وَمَآأَنَا مِنَ الْمُتَكَلِّفِينَ
(Dan bukanlah aku termasuk orang-orang yang mengada-adakan). Artinya, aku tidak menghendaki dan menginginkan kelebihan atas risalah yang disampaikan oleh Allah Ta’ala kepadaku, bahkan aku tunaikan apa yang diperintahkanNya kepadaku, aku tidak menambah dan mengurangi, aku hanya mengharap wajah Allah Subhanahu wa Ta’ala dan negeri akhirat.

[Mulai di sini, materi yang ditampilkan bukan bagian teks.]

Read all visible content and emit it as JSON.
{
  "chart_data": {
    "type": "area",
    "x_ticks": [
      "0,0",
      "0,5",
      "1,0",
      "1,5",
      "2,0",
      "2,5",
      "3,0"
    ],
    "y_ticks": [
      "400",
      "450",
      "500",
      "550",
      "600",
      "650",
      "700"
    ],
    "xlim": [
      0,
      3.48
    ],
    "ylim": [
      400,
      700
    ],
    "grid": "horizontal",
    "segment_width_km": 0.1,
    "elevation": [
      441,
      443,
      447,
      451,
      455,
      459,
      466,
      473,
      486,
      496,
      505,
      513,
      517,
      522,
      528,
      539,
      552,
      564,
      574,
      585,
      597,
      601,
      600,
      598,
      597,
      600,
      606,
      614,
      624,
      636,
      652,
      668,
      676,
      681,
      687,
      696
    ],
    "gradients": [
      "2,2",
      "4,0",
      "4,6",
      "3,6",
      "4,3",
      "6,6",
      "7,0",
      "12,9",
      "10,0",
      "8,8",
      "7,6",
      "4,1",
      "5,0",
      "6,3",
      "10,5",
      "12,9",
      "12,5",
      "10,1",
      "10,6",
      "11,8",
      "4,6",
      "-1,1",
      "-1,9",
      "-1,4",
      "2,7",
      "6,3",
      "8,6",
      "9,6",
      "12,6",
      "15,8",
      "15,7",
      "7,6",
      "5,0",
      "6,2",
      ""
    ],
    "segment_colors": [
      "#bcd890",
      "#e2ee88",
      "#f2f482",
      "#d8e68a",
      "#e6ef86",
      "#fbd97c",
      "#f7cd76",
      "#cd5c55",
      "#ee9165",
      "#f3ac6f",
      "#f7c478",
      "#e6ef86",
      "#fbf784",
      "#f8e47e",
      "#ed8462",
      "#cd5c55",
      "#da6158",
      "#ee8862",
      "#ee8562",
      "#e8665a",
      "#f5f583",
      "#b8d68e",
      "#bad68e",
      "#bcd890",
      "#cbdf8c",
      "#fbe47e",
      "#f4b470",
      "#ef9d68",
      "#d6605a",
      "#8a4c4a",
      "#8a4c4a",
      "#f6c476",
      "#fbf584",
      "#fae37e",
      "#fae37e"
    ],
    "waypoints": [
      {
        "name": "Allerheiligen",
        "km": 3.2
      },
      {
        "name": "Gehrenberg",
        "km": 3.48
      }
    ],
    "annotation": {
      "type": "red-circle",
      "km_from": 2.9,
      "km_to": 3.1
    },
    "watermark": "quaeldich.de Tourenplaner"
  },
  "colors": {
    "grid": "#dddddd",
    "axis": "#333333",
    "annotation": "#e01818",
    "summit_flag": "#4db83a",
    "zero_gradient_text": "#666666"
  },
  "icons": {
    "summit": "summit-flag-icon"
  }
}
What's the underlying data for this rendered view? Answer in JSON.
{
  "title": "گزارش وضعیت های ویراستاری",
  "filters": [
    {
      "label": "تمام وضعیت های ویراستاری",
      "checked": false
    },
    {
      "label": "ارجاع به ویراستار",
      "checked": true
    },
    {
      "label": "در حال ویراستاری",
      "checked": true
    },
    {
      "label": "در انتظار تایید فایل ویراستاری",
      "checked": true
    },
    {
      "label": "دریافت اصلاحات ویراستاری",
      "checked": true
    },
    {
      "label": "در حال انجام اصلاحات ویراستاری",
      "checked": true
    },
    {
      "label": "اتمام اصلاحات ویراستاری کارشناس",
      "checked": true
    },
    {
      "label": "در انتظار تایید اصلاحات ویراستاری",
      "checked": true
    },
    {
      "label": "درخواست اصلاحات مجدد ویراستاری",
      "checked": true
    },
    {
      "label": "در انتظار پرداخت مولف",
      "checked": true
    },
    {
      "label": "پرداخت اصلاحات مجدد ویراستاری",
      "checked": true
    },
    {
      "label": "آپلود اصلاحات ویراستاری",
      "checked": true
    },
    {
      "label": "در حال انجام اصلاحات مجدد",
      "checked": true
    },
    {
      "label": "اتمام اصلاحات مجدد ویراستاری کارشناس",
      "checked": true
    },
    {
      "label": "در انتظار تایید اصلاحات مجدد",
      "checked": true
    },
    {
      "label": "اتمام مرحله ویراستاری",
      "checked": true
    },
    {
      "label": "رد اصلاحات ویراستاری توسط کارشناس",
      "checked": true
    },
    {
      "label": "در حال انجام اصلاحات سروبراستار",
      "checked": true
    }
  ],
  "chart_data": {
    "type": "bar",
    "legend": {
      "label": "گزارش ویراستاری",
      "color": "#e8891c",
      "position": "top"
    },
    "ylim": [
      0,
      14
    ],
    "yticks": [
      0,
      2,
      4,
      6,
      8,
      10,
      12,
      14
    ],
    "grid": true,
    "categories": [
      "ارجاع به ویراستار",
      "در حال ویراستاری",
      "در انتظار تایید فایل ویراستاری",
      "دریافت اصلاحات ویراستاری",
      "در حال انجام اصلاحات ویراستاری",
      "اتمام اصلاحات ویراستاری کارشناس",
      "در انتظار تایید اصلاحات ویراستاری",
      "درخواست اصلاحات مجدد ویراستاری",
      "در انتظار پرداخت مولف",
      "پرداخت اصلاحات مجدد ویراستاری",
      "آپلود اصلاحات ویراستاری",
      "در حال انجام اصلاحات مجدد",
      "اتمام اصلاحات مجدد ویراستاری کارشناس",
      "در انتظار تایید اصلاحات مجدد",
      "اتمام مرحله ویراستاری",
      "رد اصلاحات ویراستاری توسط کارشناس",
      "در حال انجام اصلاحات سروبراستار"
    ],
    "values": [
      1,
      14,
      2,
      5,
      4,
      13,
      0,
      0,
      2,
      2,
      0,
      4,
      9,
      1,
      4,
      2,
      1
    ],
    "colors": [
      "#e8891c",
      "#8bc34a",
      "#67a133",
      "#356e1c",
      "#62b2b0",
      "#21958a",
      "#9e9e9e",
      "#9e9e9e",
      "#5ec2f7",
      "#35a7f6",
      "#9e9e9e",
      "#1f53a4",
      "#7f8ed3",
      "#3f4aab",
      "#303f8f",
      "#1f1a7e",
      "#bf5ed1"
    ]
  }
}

Sufyan Ats Tsauri berkata dari Al A’masy dan Manshur, dari Abudh Dhuha, bahwa Masruq bekata: Kami mendatangi Abdullah bin Mas’ud Radhiyallahu anhu. Lalu dia berkata: “Wahai sekalian manusia, barangsiapa mengetahui sesuatu, maka hendaklah ia mengatakannya. Dan barangsiapa tidak mengetahuinya, maka katakanlah Allahu a’lam (Allah lebih mengetahui). Karena sesungguhnya termasuk bagian dari sebuah ilmu, bahwa seseorang mengatakan ‘Allahu a’lam (Allah lebih mengetahui)’ apa yang diketahuinya”. Sesungguhnya Allah Subhanahu wa Ta’ala berfirman kepada nabi kalian
قُلْ مَآأَسْئَلُكُمْ عَلَيْهِ مِنْ أَجْرٍ وَمَآأَنَا مِنَ الْمُتَكَلِّفِينَ
(Katakanlah (hai Muhammad): “Aku tidak meminta upah sedikitpun kepadamu atas dakwahku, dan bukanlah aku termasuk orang-orang yang mengada-adakan)”. [HR Al Bukhari, no. 4809, Tafsir Ibnu Katsir IV/ 47].
Dari Abu Darda’ Radhiyallahu ‘anhu, bahwa Rasulullah Shallallahu ‘alaihi wa sallam bersabda :
7- مَنْ أَخَذَ عَلىَ تَعْلِيْمِ القُرْانِ قَوْسًا. قَلَّدَهُ اللهُ قَوْسًا مِنْ نَارٍ يَوْمَ الْقِيَامَةِ.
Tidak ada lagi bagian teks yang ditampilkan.